Moeda de político é voto e moeda da imprensa é notícia, não importando muito bem a origem e a lucidez de qualquer das duas.

Nessa linha, o senador pelo Acre resolveu tentar o filão das tragédias para abocanhar um naco da atenção do eleitorado e de credibilidade: a ênfase nos desastres naturais como algo que possa ser corrigido por lei ambiental.

Numa entrevista ao jornal Valor Econômico, marcada pelo aglomerado de conceitos vagos e sem que o jornalista Tarso Veloso sequer desse indícios de interesse em aprofundar qualquer dos tema abordado, Jorge Viana brandiu a vaga idéia de “áreas de risco” para as populações urbanas como algo que pudesse e devesse ser decidido em Brasília.
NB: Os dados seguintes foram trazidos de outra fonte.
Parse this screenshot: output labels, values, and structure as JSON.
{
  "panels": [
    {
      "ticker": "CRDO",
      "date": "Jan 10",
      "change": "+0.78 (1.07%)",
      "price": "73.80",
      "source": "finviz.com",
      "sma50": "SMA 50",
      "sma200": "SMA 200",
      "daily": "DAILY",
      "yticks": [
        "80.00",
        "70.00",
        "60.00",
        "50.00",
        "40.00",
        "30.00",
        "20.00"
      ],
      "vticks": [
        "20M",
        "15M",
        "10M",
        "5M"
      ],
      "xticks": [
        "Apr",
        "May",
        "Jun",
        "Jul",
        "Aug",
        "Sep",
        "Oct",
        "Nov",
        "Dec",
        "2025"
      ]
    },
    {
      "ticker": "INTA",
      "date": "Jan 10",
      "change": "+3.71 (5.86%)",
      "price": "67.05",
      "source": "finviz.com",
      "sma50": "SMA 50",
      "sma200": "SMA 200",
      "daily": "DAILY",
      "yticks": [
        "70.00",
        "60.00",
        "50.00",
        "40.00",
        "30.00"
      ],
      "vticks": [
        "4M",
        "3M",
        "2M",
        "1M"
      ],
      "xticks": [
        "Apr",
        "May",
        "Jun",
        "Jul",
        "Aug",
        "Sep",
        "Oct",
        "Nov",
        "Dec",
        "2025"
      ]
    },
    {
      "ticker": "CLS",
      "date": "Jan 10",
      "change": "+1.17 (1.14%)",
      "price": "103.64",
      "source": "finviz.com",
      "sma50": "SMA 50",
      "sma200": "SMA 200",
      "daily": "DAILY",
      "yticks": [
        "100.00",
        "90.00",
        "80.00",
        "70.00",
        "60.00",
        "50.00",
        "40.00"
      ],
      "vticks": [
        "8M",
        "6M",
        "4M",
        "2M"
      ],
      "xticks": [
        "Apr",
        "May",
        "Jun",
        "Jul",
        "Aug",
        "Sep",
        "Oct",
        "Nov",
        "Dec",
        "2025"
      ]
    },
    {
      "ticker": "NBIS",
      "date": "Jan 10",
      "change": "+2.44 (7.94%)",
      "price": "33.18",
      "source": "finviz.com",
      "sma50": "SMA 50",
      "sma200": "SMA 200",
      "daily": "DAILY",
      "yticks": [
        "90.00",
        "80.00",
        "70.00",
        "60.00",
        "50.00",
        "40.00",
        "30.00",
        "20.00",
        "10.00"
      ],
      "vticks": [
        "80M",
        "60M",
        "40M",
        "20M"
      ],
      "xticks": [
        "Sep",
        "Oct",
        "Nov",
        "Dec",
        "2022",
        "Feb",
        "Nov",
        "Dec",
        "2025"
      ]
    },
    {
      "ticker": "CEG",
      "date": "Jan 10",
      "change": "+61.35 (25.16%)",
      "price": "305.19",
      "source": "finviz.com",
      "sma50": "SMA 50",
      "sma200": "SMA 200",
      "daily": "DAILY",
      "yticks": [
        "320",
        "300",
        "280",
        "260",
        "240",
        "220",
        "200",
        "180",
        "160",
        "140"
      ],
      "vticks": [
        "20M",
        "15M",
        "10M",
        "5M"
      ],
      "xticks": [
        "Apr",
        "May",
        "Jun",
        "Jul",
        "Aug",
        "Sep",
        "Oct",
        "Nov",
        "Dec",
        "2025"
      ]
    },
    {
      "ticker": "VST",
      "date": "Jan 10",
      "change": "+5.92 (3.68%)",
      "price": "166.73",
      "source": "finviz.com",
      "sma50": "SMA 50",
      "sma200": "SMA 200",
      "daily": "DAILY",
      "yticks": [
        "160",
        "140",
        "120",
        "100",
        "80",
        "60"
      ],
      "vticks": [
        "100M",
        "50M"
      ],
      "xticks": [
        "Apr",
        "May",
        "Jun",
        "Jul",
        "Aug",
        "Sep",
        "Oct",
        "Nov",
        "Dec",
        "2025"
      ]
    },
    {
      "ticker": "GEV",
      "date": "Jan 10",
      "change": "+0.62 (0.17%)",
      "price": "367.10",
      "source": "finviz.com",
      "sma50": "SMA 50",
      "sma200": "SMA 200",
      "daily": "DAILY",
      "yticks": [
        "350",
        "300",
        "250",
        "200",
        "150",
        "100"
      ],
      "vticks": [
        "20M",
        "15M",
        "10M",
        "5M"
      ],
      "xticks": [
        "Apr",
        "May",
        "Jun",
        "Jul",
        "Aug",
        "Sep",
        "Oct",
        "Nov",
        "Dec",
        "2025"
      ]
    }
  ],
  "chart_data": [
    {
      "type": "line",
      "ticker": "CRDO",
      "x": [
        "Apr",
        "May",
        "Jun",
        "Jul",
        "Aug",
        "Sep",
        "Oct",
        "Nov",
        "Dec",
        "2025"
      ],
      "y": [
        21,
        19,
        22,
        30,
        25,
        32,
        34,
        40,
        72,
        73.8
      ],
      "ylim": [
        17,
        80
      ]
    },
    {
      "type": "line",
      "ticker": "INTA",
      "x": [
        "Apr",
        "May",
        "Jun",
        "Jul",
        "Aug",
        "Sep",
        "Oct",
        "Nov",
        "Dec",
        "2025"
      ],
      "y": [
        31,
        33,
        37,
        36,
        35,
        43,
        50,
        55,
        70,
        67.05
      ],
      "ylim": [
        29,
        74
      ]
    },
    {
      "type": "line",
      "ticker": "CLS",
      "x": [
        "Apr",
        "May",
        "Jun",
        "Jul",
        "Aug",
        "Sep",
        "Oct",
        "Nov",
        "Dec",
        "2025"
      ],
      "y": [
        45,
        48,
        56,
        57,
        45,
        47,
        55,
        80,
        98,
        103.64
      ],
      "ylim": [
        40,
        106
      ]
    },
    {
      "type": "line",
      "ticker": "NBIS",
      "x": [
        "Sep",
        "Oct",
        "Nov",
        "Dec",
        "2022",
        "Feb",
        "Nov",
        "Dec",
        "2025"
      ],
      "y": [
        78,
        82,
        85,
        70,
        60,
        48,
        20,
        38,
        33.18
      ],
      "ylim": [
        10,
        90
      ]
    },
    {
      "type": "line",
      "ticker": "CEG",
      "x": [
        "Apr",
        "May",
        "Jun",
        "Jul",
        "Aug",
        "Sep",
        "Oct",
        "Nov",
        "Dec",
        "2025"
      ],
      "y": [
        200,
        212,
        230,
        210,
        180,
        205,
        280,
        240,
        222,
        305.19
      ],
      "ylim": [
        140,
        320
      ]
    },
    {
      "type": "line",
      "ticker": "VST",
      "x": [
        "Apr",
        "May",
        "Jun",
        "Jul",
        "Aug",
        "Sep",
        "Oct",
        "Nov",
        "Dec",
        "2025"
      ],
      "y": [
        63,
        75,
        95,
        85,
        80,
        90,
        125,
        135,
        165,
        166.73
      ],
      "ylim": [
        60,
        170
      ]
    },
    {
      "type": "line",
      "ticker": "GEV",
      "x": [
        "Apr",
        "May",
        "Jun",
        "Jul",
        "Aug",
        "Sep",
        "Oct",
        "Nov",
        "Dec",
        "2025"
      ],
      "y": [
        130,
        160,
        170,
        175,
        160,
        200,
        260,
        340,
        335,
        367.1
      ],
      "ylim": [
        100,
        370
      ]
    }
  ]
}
Às favas com a autonomia dos municípios para regulamentar o uso do solo urbano e, o que é igualmente grave, com a engenharia e as demais áreas de conhecimento científico e tecnológico que permitem ao ser humano intervir na utilização do território segundo as suas possibilidades.
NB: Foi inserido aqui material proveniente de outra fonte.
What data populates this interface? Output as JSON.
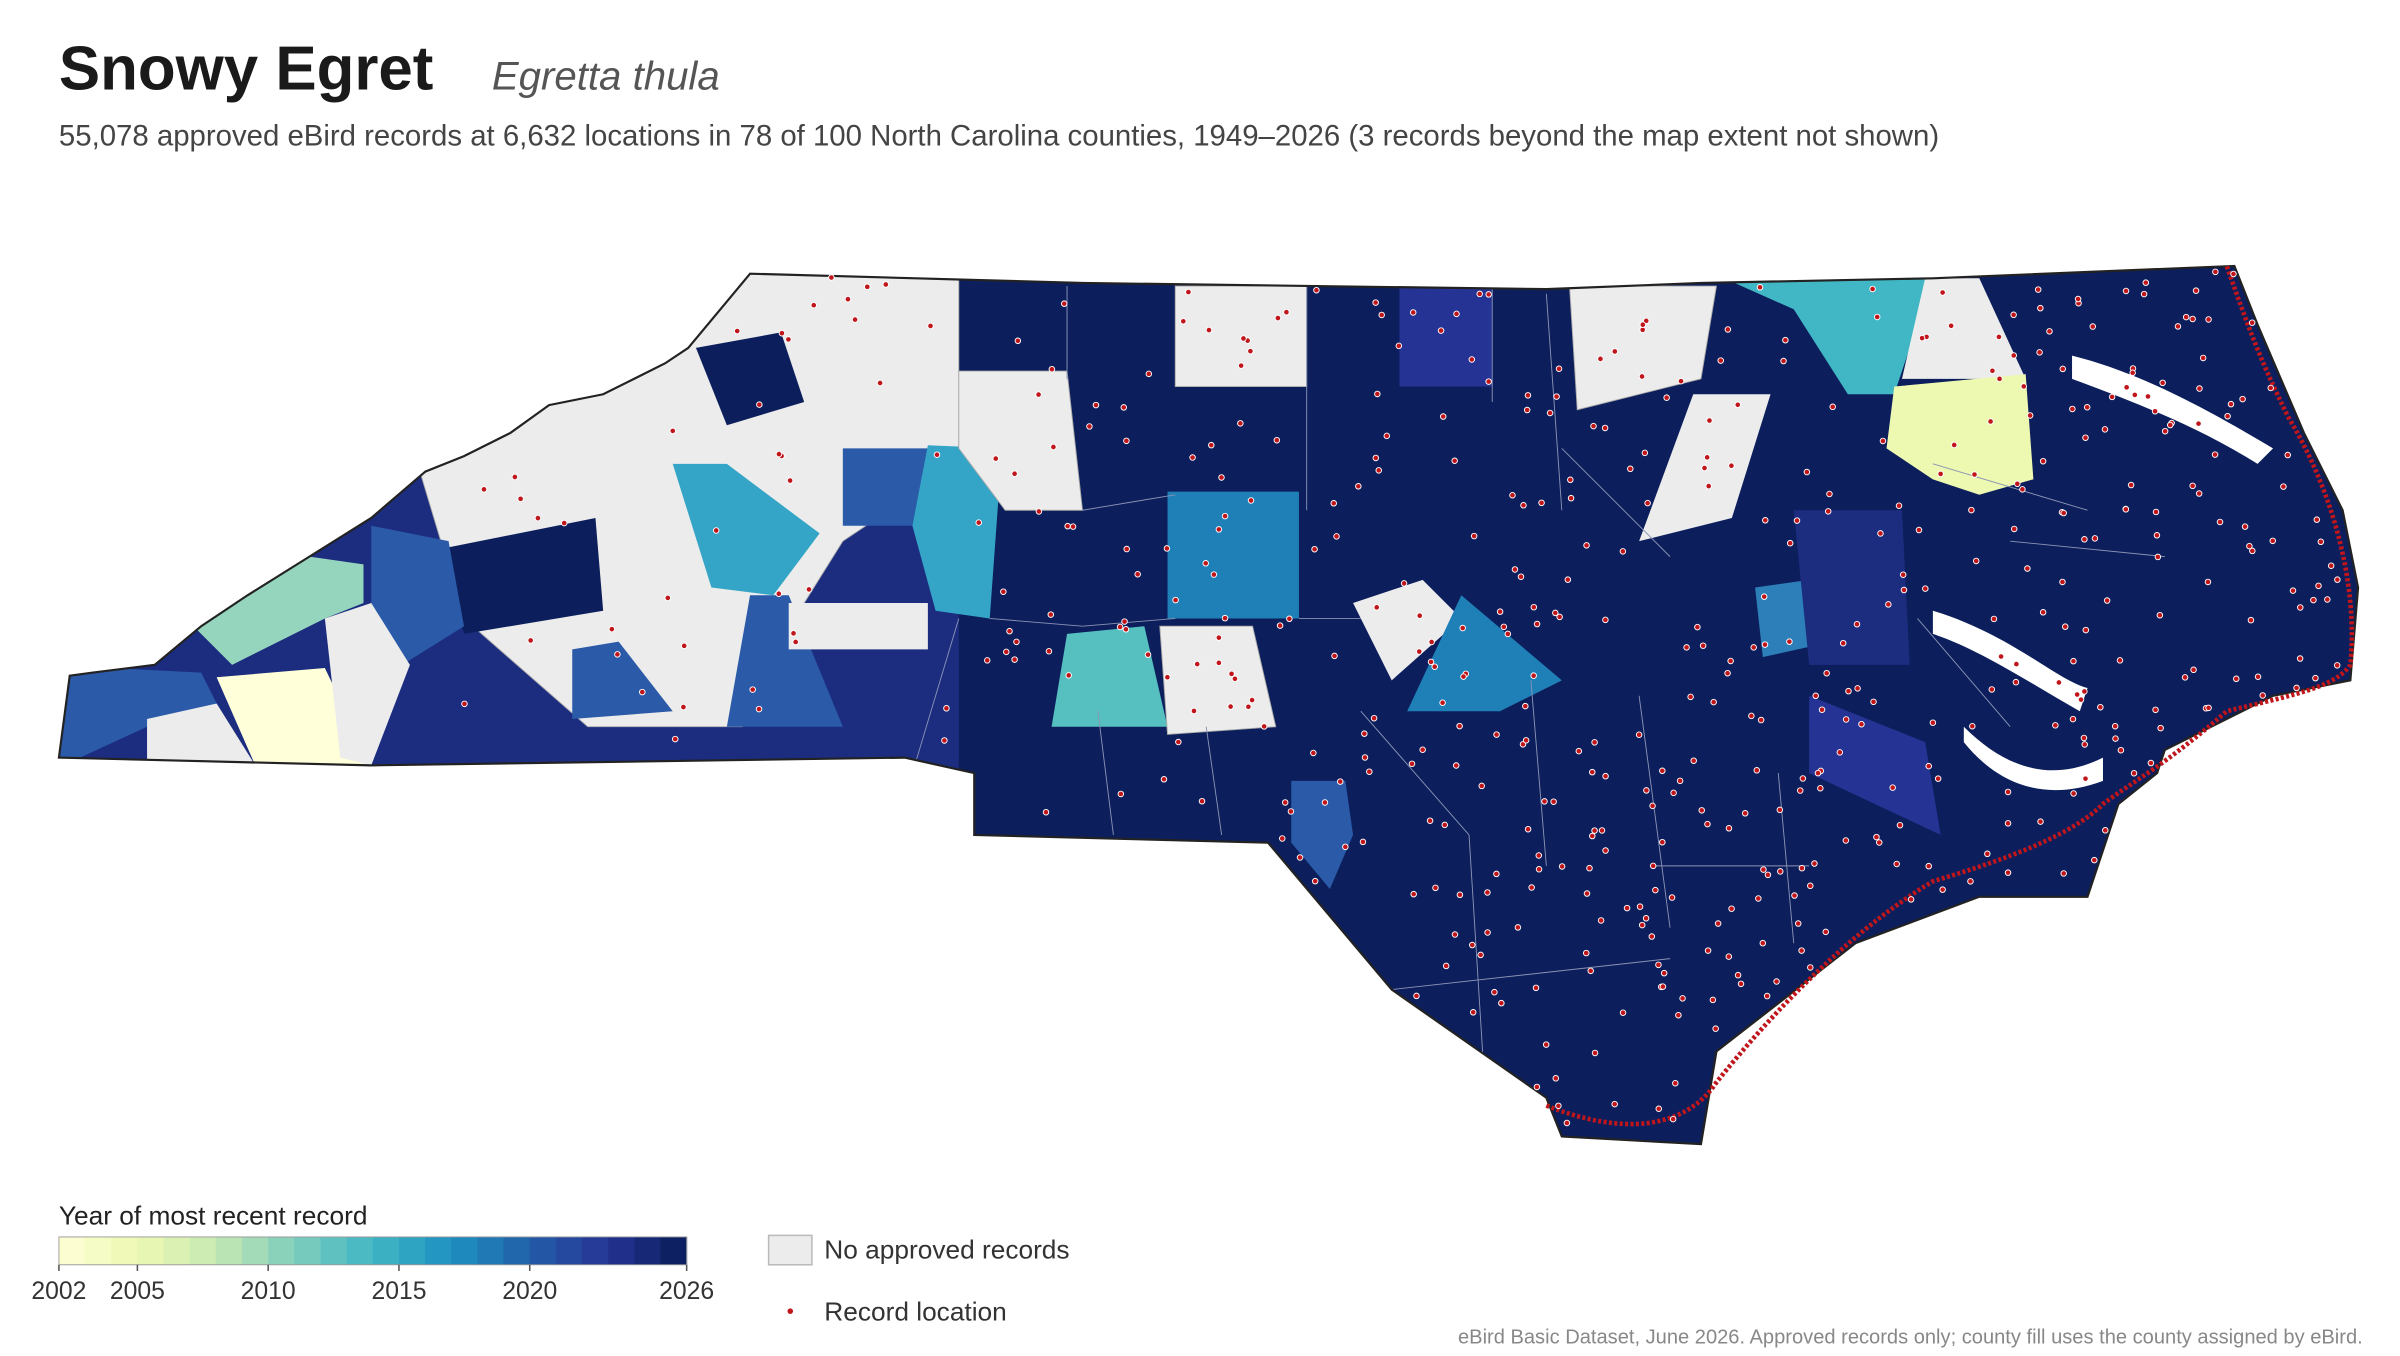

O conceito de “risco ambiental” vem sendo objeto de crescente tentativa de cafetinagem política.  Há, nesse campo, uma convergência de interesses de grupos ambientalistas imunes ao conhecimento e à tecnologia, de um lado, e políticos que buscam ampliar os seus rebanhos de crentes.  Não existe país sério no mundo em que órgãos ambientais tenham se imiscuído com desembaraço só equiparável ao próprio despreparo na questão dos desastres naturais e similares.

Para Jorge Viana, a lei apelidada de “código florestal” dever ser clara e rigorosa em relação às cidades, e aí ele fala no plural majestático misturando alhos com bugalhos, demagogia com ignorância: “nós não podemos deixar uma parcela da população em risco e, novamente, seja em encosta ou mesmo margem de rio, seguir contando as vítimas; é preciso que tenhamos regramento rígido daqui para a frente no solo urbano”.

De fato, para as grandes ONGs ambientalóides, a “encosta” é um ente intocável dependendo da sua inclinação e só.  Que se dane o nível de estabilidade geológica, ou a engenharia que se pode aplicar na sua contenção – desde o corte em platôs até a edificação de estruturas de contenção.  Num surto do tipo “imperador do Acre”, Jorge Viana quer o rigor que não tem na formulação de seus raciocínios.  E muito menos a capacidade de ouvir especialistas com diversas formações.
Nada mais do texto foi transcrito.